NCLC 249 - Internet Literacy
Experiential Learning Project: Non-profit Web Site
You will be making an agreement with the Center for Service and Leadership and with me to perform the necessary course work and community service to qualify for your one credit of experiential learning, a required part of this course. One credit of experiential learning requires 45 contact hours of work. You will sign a "Service-Learning Partners Agreement" with the Center for Service and Leadership and submit a copy to me. You will also submit a proposal, after review by your class members and me, to the organization for which you will be creating the Web site. You will evaluate your performance and your group member's, and write a reflective essay on your experience.
Objectives of experiential learning project:
You will be required to do research, gather and evaluate material for the Web site.
After the project is over, you will write individual reports and a group report, reflecting on what you learned and what they might do differently.
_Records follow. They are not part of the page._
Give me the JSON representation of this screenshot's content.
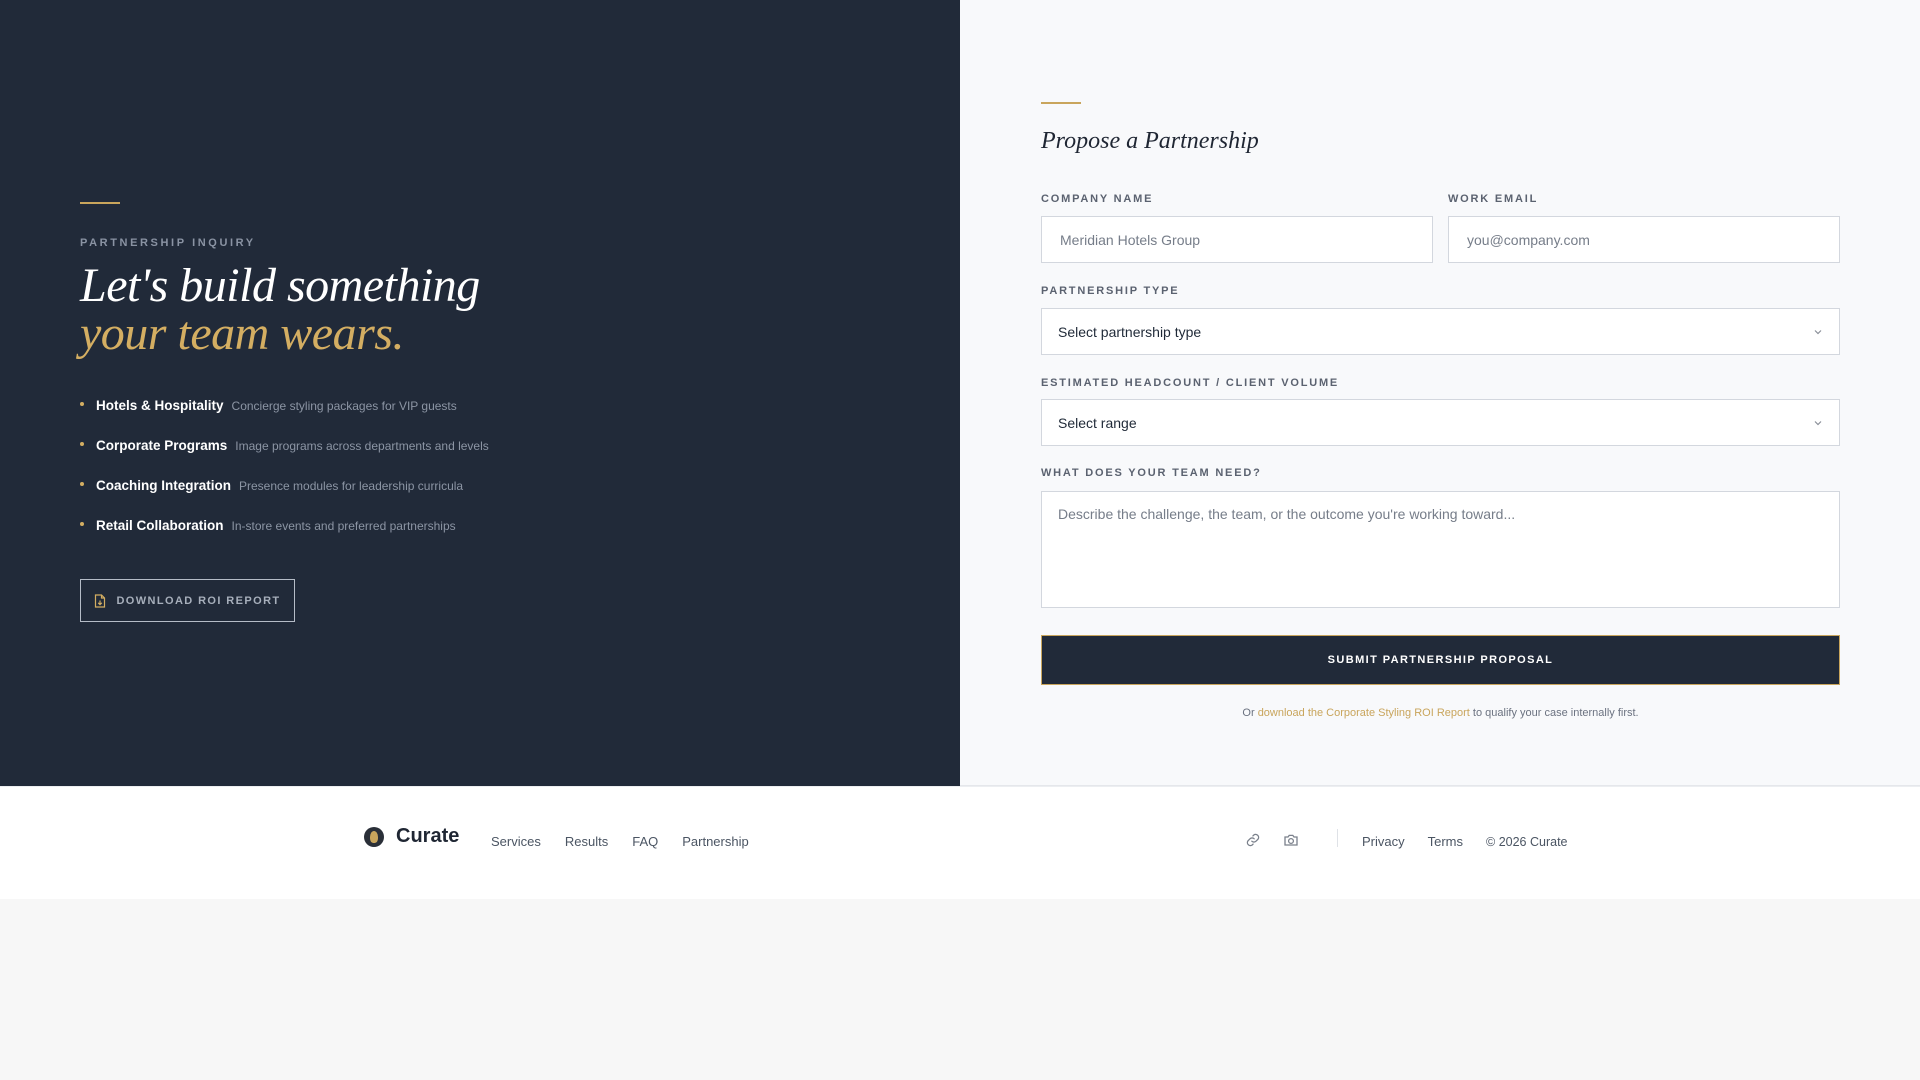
{
  "colors": {
    "navy": "#212a39",
    "gold": "#c9a55c",
    "gold_text": "#d4ae62",
    "panel": "#f8f9fb"
  },
  "left": {
    "eyebrow": "PARTNERSHIP INQUIRY",
    "headline_line1": "Let's build something",
    "headline_line2": "your team wears.",
    "features": [
      {
        "title": "Hotels & Hospitality",
        "desc": "Concierge styling packages for VIP guests"
      },
      {
        "title": "Corporate Programs",
        "desc": "Image programs across departments and levels"
      },
      {
        "title": "Coaching Integration",
        "desc": "Presence modules for leadership curricula"
      },
      {
        "title": "Retail Collaboration",
        "desc": "In-store events and preferred partnerships"
      }
    ],
    "roi_button": {
      "label": "DOWNLOAD ROI REPORT",
      "icon": "document-icon"
    }
  },
  "form": {
    "title": "Propose a Partnership",
    "company": {
      "label": "COMPANY NAME",
      "placeholder": "Meridian Hotels Group"
    },
    "email": {
      "label": "WORK EMAIL",
      "placeholder": "you@company.com"
    },
    "type": {
      "label": "PARTNERSHIP TYPE",
      "value": "Select partnership type"
    },
    "headcount": {
      "label": "ESTIMATED HEADCOUNT / CLIENT VOLUME",
      "value": "Select range"
    },
    "needs": {
      "label": "WHAT DOES YOUR TEAM NEED?",
      "placeholder": "Describe the challenge, the team, or the outcome you're working toward..."
    },
    "submit_label": "SUBMIT PARTNERSHIP PROPOSAL",
    "note_prefix": "Or",
    "note_link": "download the Corporate Styling ROI Report",
    "note_suffix": "to qualify your case internally first."
  },
  "footer": {
    "brand": "Curate",
    "nav": [
      "Services",
      "Results",
      "FAQ",
      "Partnership"
    ],
    "icons": [
      "link-icon",
      "camera-icon"
    ],
    "links": [
      "Privacy",
      "Terms"
    ],
    "copyright": "© 2026 Curate"
  }
}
You will also write a report for the Center for Service and Leadership. (see form in the Service Learning Handbook.)
Keep a log: Record all of your work, time spent, what you did (meetings, planning, editing, writing, publishing, travel, how this work complements your course work and vice versa, what you learnied, what you might have done differently. This will help you write your reports.
Before you write the proposal, you need to meet with representatives of the organization. Explain why you are suggesting the Web site for their group. Ask them what they would like to see on the Web site. Explain that the Web site will reside on your Mason Web page for a period of time, but that, if they agree to use it, they will have to put the Web site on their own Web space with an independent provider of Internet services.
Whether or not they agree to actually use the Web page will not affect your grade, as long as the Web page fulfills the criteria for the assignment. Develop a workable plan. Set realistic expectations of your skills, possible design elements and the amount of and kind of content.
After you set up preliminary expectations - both yours and theirs, do some brainstorming, develop your strategy and formulate your proposal.
Your proposal should have appropriate headings, for example, the recipient/s of the proposal and position/s with the organization; title of proposal; suggested elements in Web site - purpose, kinds of graphics, design, contents, time frame for completion. Include other pertinent information. Provide as much information as you can, in a concise, edited format, to help the organization decide whether or not to accept your proposal.
The proposal must be presented to appropriate representatives of the organization for approval. The group will discuss and design appropriate proposal formats, to be approved by the professor. The group will then design and create a sample Web page to present to the organization for implementation.
Research should include interviews with organization members, a review
of organization materials, analysis of audience and purpose, appropriate
location, analysis of copyright and permission to post graphics, investigation
of privacy issues, and location of the Web page. You may get help from
the STAR (Student Technology
Assistance and Resources) in the Johnson Center, Rm 311.